夏休みの一日、立川高島屋の6階にあるジュンク堂書店に数時間立ち読みをしていました。デパートのワンフロアーを占めている大きな書店で、あらゆる本がそろっている店です。音楽書の棚で、2冊の本を買いました。「高田三郎 祈りの音楽 典礼聖歌と二大合唱作品の研究」(音楽之友社)と「津川主一の生涯と業績 神と人と音楽とに仕えて」(スタイルノート)の2冊です。

高田三郎は戦後日本の代表的作曲家の一人で、カトリック教会における「典礼聖歌」の作曲家として重要な働きをしてきました。高田は子どもの頃から日曜学校に通っていたが、40歳の時洗礼を受けカトリック信者となりました。第2バチカン公会議で発布された典礼憲章を受けて、日本カトリック中央協議会は高田に典礼聖歌の作曲を委嘱しました。讃美歌21にも、131,409の2曲が収められています。

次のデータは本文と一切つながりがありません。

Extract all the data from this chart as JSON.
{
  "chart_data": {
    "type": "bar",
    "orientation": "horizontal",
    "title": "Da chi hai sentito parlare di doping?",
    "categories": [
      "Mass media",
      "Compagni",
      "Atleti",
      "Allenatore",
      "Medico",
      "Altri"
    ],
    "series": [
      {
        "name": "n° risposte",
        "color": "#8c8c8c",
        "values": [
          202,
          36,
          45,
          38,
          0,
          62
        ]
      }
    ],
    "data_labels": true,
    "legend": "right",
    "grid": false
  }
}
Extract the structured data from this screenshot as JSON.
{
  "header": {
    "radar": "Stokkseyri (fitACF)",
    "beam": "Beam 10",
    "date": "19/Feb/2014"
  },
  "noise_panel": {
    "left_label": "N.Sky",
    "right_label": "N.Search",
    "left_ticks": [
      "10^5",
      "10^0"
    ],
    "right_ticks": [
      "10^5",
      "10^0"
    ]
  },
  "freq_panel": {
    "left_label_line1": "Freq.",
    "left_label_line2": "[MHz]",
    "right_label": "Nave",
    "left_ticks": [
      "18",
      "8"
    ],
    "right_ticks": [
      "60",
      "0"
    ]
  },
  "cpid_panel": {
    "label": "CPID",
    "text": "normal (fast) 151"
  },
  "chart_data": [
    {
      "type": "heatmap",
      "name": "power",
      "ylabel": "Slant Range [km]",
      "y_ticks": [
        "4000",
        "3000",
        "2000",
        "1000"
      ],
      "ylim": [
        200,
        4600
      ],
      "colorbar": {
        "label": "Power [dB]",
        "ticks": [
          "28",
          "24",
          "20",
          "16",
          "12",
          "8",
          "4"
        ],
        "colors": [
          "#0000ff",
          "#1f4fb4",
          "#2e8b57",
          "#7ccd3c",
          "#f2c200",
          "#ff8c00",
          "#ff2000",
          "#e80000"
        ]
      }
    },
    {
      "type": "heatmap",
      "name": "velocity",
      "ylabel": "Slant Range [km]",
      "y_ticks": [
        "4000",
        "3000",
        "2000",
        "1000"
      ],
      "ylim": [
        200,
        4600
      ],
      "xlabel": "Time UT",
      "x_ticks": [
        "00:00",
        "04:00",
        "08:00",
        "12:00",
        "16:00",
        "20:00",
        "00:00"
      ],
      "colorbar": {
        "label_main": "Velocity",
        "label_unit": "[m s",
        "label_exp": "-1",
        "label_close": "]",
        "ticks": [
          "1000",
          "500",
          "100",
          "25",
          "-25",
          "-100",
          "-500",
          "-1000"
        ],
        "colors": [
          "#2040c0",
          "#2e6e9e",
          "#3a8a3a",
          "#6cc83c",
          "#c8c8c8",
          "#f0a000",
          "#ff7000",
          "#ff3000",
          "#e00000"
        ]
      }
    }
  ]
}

津川主一は牧師の子として生まれ、関西学院神学部を卒業して麻布美晋教会の牧師となりましたが、7年後、牧師職を辞して音楽活動に専念するようになりました。牧師を辞した理由については不明ですが、その頃から東京YMCAの音楽活動が活発となり、牧師を辞した後はいくつもの学校で音楽を教えて、合唱団の指導をし、教会音楽研究所を創設しました。由木康牧師は関学時代の同期生で多くの讃美歌を合作しました。讃美歌241、313 は二人の作品です。313は讃美歌21にも497として再録されています。